Thanks to Parmentier’s efforts and perseverance, the potato finally took the rank it was belonging to among our agricultural resources.
En français dans le texte. Dix siècles de lumières par le livre, pp. 182-183.
« Parmentier’s earliest investigation, dating from about 1771 [Examen chimique des pommes de terre, 1773], concerned the chemical and nutritive constituents of the potato. This research was soon broadened to include a large number of indigenous plants which he recommended as food in times of scarcity and famine, ascribing their nutritive value to their starch contents. Of all these plants it was the potato that most interested Parmentier, and it is unfortunate that his long and successful campaign to popularize the cultivation and use of the potato in France as a cheap and abundant source of food has tended to obscure his other accomplishments in food chemistry and nutrition” (DSB).

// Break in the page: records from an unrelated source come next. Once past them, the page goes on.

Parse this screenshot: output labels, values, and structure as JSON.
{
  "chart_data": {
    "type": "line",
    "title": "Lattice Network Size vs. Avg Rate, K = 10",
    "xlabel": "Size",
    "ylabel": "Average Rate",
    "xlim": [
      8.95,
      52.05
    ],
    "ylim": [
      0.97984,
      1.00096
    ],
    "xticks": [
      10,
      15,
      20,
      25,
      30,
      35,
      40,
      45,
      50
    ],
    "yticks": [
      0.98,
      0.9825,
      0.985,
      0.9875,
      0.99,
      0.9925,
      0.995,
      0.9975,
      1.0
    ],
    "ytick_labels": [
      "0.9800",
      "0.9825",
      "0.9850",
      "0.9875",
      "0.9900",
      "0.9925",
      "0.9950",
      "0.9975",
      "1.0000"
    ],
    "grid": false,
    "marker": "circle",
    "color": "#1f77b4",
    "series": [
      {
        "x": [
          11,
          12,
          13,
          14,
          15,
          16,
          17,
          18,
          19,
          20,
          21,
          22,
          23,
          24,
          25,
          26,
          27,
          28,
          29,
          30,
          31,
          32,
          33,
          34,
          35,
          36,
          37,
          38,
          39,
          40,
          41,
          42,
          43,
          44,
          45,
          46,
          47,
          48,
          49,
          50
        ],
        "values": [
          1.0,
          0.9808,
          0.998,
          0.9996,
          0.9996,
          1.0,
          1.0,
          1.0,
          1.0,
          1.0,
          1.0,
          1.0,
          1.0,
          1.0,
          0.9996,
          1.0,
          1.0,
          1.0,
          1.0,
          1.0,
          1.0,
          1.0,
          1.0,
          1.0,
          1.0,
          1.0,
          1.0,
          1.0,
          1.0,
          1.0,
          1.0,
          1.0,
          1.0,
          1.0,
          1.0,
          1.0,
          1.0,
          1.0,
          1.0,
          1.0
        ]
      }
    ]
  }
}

“In 1789 the Bastille fell. At the same time, people became aware of the usefulness of the potato. Parmentier’s treatise on growing and cooking potatoes was in all good Republican bookshops. It is likely that those providential tubers might have had to wait even longer to get into the recipe books but for war and famine, themselves a recipe for disaster. Parmentier, an army pharmacist, had long been doing his best to explain to the nation that there was nothing like the potato for lining the stomach. Since returning from captivity in 1763, after the Seven Year’s War, he had devoted his energies to promoting it. Antoine-Auguste had eaten the strange tuber in his Westphalian prisoner-of war-camp. The Germans of Westphalia called it Kartoffel, and regarded it as good only for pigs and therefore, a fortiori, for French prisoners” (Toussaint-Samat, A History of Food, p. 717).
Fine and precious copy from the Count Frederic de Pourtales’ library, with his ex-libris with arms.
An excerpt from the Journal de Paris dated January 7, 1789 was bound inside the copy, publishing a letter from Parmentier worrying about the winter cold that would have harmed the potatoes harvest and giving a recipe for bread made from flour and potato.